Un articolo che si concentra sui concetti di attesa e aspettativa in una società in cui i social network e le applicazioni di messaggistica istantanea hanno profondamente cambiato il nostro modo di comunicare e di creare relazioni. Un mutamento tanto epocale quanto rapido e ancora non del tutto metabolizzato. Dal telefono con il filo alle reaction sulle storie di Instagram il passo è apparso brevissimo ma ha totalmente stravolto il ruolo di ciascuno di noi nel mondo (reale e digitale). Non a caso, tra i disagi contemporanei più comuni sono da annoverare ansie e sofferenze scaturite da una mancata risposta in tempo reale a una mail o a un messaggio. Dinamiche che fino a qualche anno fa non sarebbero state neanche pensabili. E, sia chiaro, la faccenda non è solo generazionale.
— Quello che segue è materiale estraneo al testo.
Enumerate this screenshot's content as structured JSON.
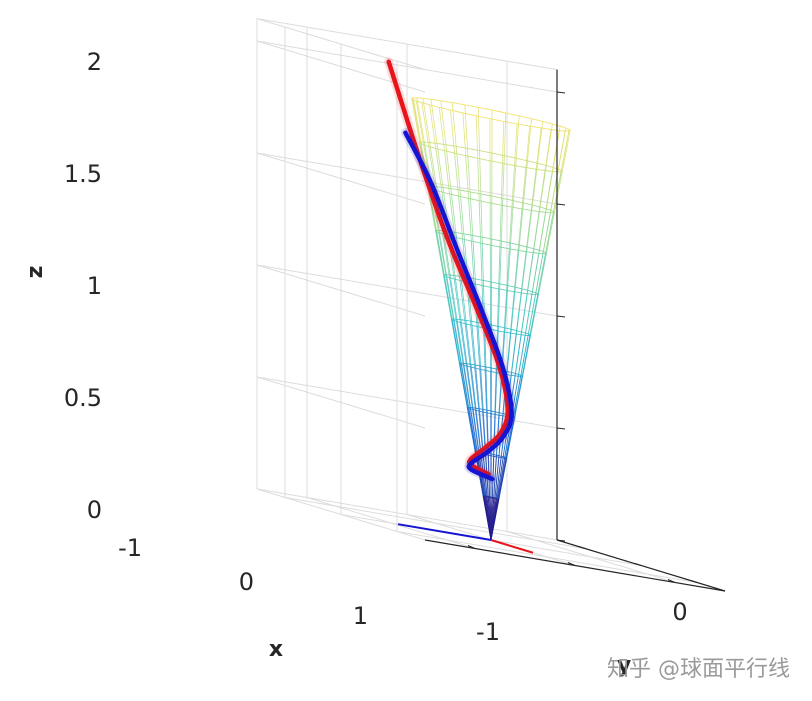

Gli effetti di questa rivoluzione dalle dimensioni ancora non pienamente comprensibili ha travolto anche chi è nato e cresciuto in un mondo analogico, che spediva lettere con tanto di francobollo, aveva un contratto telefonico “a consumo”, utilizzava gettoni e cabine telefoniche, si dava appuntamenti di settimana in settimana “al solito posto” e non avrebbe mai neanche lontanamente potuto immaginare di preferire “condividere che vivere” un momento da ricordare. Tutto questo ha irrimediabilmente influito sull’interpretazione del concetto di tempo. Negli anni Venti del duemila tutto è più veloce, compresso, fugace, passeggero. Quasi inutile da attendere. “L’attesa del piacere è essa stessa il piacere” è un paradigma che non funziona più. Il suo posto è stato brutalmente occupato dal molto più pragmatico “tutto e subito” che, però, compromette fortissimamente la vera essenza delle cose. Ciò vale per la comunicazione e le relazioni ma non solo. Le piattaforme digitali, ad esempio, hanno reso la fruizione della musica totalmente diversa da quella del passato. Quarantacinque giri e musicassette sono stati mandati in pensione da luoghi virtuali in cui andare oltre la riproduzione di un singolo è cosa ardua. Il rituale dell’acquisto è diventato roba da dinosauri e la musica giusta è quella che funziona bene per TikTok. Scartare la confezione, scegliere quando ascoltare un album, farlo con concentrazione, viverlo come un viaggio è un’esperienza che la generazione Z non ha riesce nemmeno a contemplare.